I am beckoned to sit “Indian-style” during story time, and when Kenny Mellenbruch repossesses one of the marbles he has given me—a polished “steelie” that’s hard to come by—I call him an Indian giver. The school year itself begins with the false promise of Indian summer. And yet all the Indians I know—the Atlanta Braves mascot, Chief Noc-a-Homa; the Cleveland Indians mascot, Chief Wahoo; Iron Eyes Cody himself—are noble and righteous figures. The Indian headdress on the Tootsie Pop wrapper is a symbol of joy, Willy Wonka’s golden ticket.
The Washington Redskins consist entirely of Indians, as far as I can tell. The Redskins are the 1972 NFC champions and have a linebacker whose name is Chris Hanburger but whom I always think of as Chris Hamburger.
Back-to-school shopping concludes with a fitting for uniforms at Korner Plaza. For boys, Nativity requires navy-blue pants and a light blue shirt, a seemingly rigid code that in fact leaves almost endless leeway. For instance, the uniform code allows children, through a celestial loophole, to wear navy-blue Levi’s corduroys, provided they can somehow persuade their mothers to buy them. These are the gold standard. At the opposite end, a few boys wear tweed trousers with flecks of white and gray, like a pointillist sign that says KICK ME. The Rushins wear something in between, flat-fronted gas-station Dickies paired with short-sleeved dress shirts.
But it’s the shoes that matter most. We beg for Adidas, to whose three stripes we have assigned an imagined hierarchy. At the entry level are the Roms, followed by the Viennas, topped by the Italias. The names ring out with European sophistication, and any child leaving Nativity in Levi’s cords and Adidas Italias on a Schwinn Sting-Ray is the luckiest child on earth. Levi Strauss has been dead seventy years, Ignaz Schwinn died a quarter century ago, and Adi Dassler is an old man in his eighth decade.
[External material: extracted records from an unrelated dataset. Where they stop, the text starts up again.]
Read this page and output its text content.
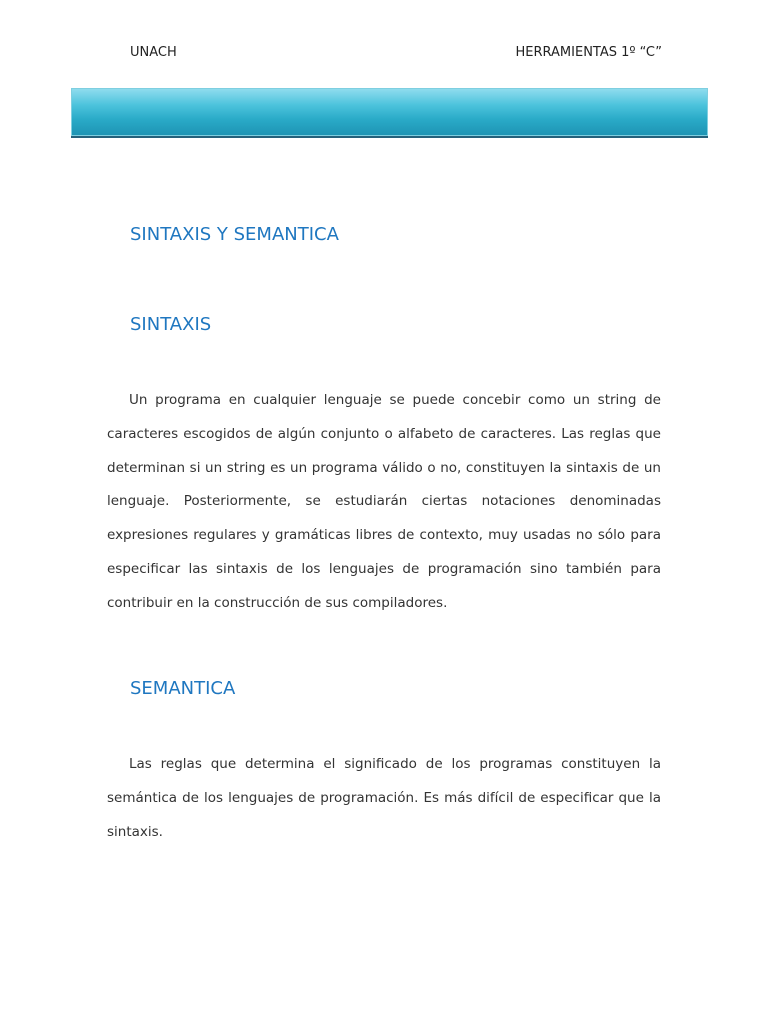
UNACH	HERRAMIENTAS 1º “C”
SINTAXIS Y SEMANTICA
SINTAXIS

Un programa en cualquier lenguaje se puede concebir como un string de caracteres escogidos de algún conjunto o alfabeto de caracteres. Las reglas que determinan si un string es un programa válido o no, constituyen la sintaxis de un lenguaje. Posteriormente, se estudiarán ciertas notaciones denominadas expresiones regulares y gramáticas libres de contexto, muy usadas no sólo para especificar las sintaxis de los lenguajes de programación sino también para contribuir en la construcción de sus compiladores.

SEMANTICA

Las reglas que determina el significado de los programas constituyen la semántica de los lenguajes de programación. Es más difícil de especificar que la sintaxis.
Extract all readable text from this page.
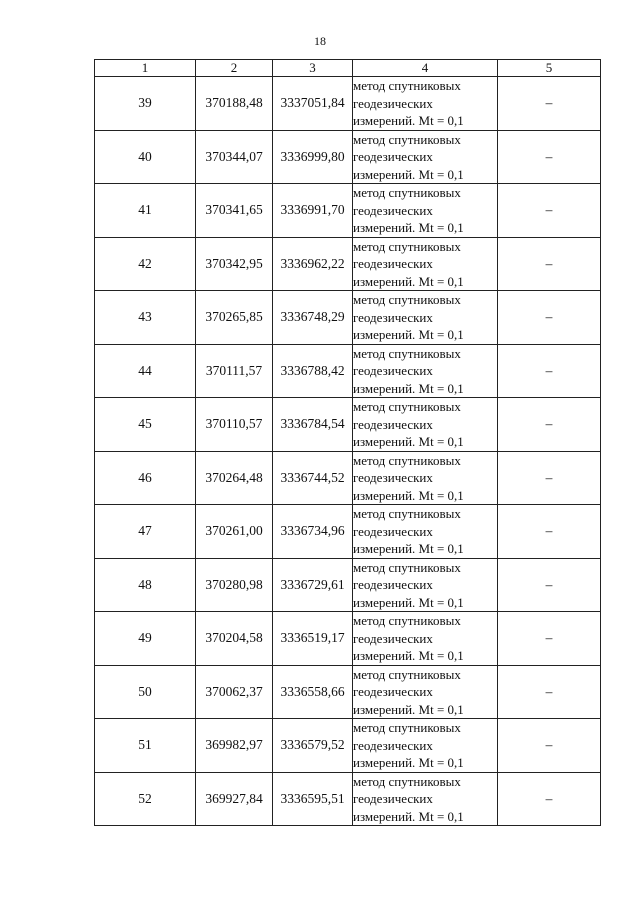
18
1	2	3	4	5
39	370188,48	3337051,84	метод спутниковых
геодезических
измерений. Mt = 0,1	–
40	370344,07	3336999,80	метод спутниковых
геодезических
измерений. Mt = 0,1	–
41	370341,65	3336991,70	метод спутниковых
геодезических
измерений. Mt = 0,1	–
42	370342,95	3336962,22	метод спутниковых
геодезических
измерений. Mt = 0,1	–
43	370265,85	3336748,29	метод спутниковых
геодезических
измерений. Mt = 0,1	–
44	370111,57	3336788,42	метод спутниковых
геодезических
измерений. Mt = 0,1	–
45	370110,57	3336784,54	метод спутниковых
геодезических
измерений. Mt = 0,1	–
46	370264,48	3336744,52	метод спутниковых
геодезических
измерений. Mt = 0,1	–
47	370261,00	3336734,96	метод спутниковых
геодезических
измерений. Mt = 0,1	–
48	370280,98	3336729,61	метод спутниковых
геодезических
измерений. Mt = 0,1	–
49	370204,58	3336519,17	метод спутниковых
геодезических
измерений. Mt = 0,1	–
50	370062,37	3336558,66	метод спутниковых
геодезических
измерений. Mt = 0,1	–
51	369982,97	3336579,52	метод спутниковых
геодезических
измерений. Mt = 0,1	–
52	369927,84	3336595,51	метод спутниковых
геодезических
измерений. Mt = 0,1	–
And yet, in Bloomington, these three dominate fashion and adolescent longing unlike any other men of the modern age.
“Shall I box them up,” says the shoe salesman, holding my nylon Thom McAns, “or will you wear them out of the store?”
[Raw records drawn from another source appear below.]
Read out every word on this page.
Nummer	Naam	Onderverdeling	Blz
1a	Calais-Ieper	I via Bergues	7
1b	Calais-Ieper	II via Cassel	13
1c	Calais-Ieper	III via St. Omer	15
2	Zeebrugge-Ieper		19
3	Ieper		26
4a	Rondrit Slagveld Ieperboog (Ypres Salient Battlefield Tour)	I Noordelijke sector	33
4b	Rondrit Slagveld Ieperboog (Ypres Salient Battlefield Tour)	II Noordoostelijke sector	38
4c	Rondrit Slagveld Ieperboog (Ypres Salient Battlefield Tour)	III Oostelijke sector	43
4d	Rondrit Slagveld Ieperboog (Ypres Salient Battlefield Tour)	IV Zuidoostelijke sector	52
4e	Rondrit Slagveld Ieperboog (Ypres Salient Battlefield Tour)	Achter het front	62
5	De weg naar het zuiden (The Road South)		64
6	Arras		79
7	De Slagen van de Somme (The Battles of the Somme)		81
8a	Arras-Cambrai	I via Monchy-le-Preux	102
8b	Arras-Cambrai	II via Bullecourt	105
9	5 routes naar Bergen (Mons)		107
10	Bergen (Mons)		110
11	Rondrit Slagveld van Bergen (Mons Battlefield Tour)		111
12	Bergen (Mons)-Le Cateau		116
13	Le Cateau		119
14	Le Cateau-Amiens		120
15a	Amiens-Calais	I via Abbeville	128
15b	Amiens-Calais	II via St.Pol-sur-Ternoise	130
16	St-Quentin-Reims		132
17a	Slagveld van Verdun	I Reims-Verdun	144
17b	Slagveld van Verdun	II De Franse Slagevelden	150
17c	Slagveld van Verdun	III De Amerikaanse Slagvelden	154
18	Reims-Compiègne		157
Mom is talking to the clerk but looking at me when she says, “Box them.” My shoulders slump.
“We don’t wear shoes out of the store,” she whispers. “We’re not hillbillies.”
All around us, hillbillies are walking out of the store in new gym shoes, their old gym shoes in a box beneath their arm.
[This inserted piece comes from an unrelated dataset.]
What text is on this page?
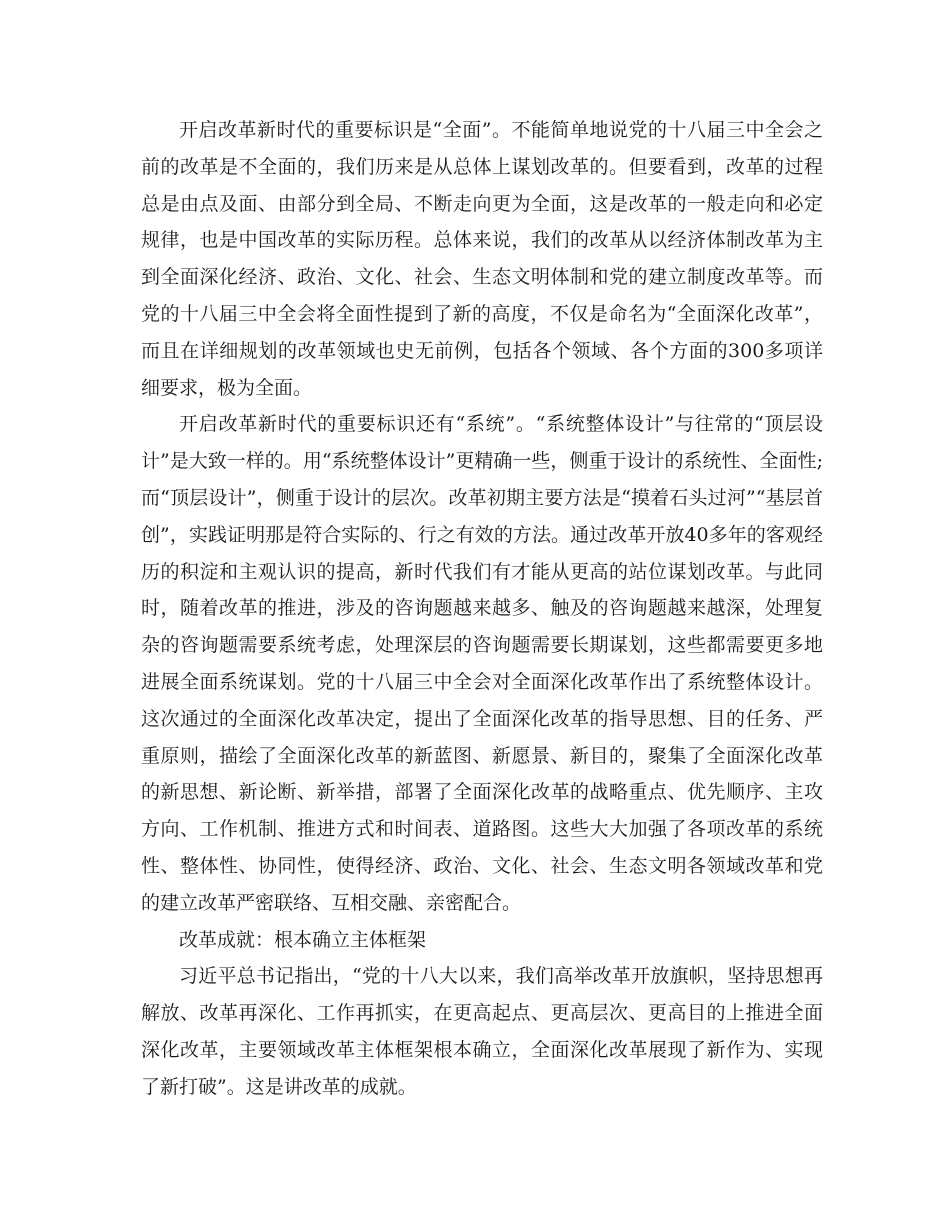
开启改革新时代的重要标识是“全面”。不能简单地说党的十八届三中全会之前的改革是不全面的，我们历来是从总体上谋划改革的。但要看到，改革的过程总是由点及面、由部分到全局、不断走向更为全面，这是改革的一般走向和必定规律，也是中国改革的实际历程。总体来说，我们的改革从以经济体制改革为主到全面深化经济、政治、文化、社会、生态文明体制和党的建立制度改革等。而党的十八届三中全会将全面性提到了新的高度，不仅是命名为“全面深化改革”，而且在详细规划的改革领域也史无前例，包括各个领域、各个方面的300多项详细要求，极为全面。

开启改革新时代的重要标识还有“系统”。“系统整体设计”与往常的“顶层设计”是大致一样的。用“系统整体设计”更精确一些，侧重于设计的系统性、全面性;而“顶层设计”，侧重于设计的层次。改革初期主要方法是“摸着石头过河”“基层首创”，实践证明那是符合实际的、行之有效的方法。通过改革开放40多年的客观经历的积淀和主观认识的提高，新时代我们有才能从更高的站位谋划改革。与此同时，随着改革的推进，涉及的咨询题越来越多、触及的咨询题越来越深，处理复杂的咨询题需要系统考虑，处理深层的咨询题需要长期谋划，这些都需要更多地进展全面系统谋划。党的十八届三中全会对全面深化改革作出了系统整体设计。这次通过的全面深化改革决定，提出了全面深化改革的指导思想、目的任务、严重原则，描绘了全面深化改革的新蓝图、新愿景、新目的，聚集了全面深化改革的新思想、新论断、新举措，部署了全面深化改革的战略重点、优先顺序、主攻方向、工作机制、推进方式和时间表、道路图。这些大大加强了各项改革的系统性、整体性、协同性，使得经济、政治、文化、社会、生态文明各领域改革和党的建立改革严密联络、互相交融、亲密配合。

改革成就：根本确立主体框架

习近平总书记指出，“党的十八大以来，我们高举改革开放旗帜，坚持思想再解放、改革再深化、工作再抓实，在更高起点、更高层次、更高目的上推进全面深化改革，主要领域改革主体框架根本确立，全面深化改革展现了新作为、实现了新打破”。这是讲改革的成就。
Our new clothes have to hang in the closet or sit folded in a dresser drawer for several days before we’re allowed to wear them. As with America’s handgun laws to come, my purple paisley dress shirt with the pterodactyl-wing collar requires a five-day waiting period before I can get my hands on it. I ask Mom why I can’t wear it right now, a day after we walked out of Target with it, and she says (as I knew she would), “That’s what hillbillies do.”
I can’t possibly know where she gets her irrational fear of hillbillies. God knows, I have plenty of irrational fears of my own, including a fear of being hypnotized by a pocket watch swinging back and forth on its chain while a soothing voice says “You are getting verrry sleepy.” It happens in half the shows I watch on TV. As for Mom, she grew up in Cincinnati, evidently fearful that hordes of hillbillies would wade—straw-hatted, barefooted, bib-overalled—across the Ohio River and into her backyard. This might explain Mom’s endless cleaning, the neatening of drawers, the discarding of anything that isn’t nailed down. If she finds a hole in the toe of my sock, she darns it with a needle and thread. In every cartoon and comic strip, a bare big toe poking out of a hole in the sock is a hillbilly indicator. I might as well walk around with a stalk of hay in my mouth.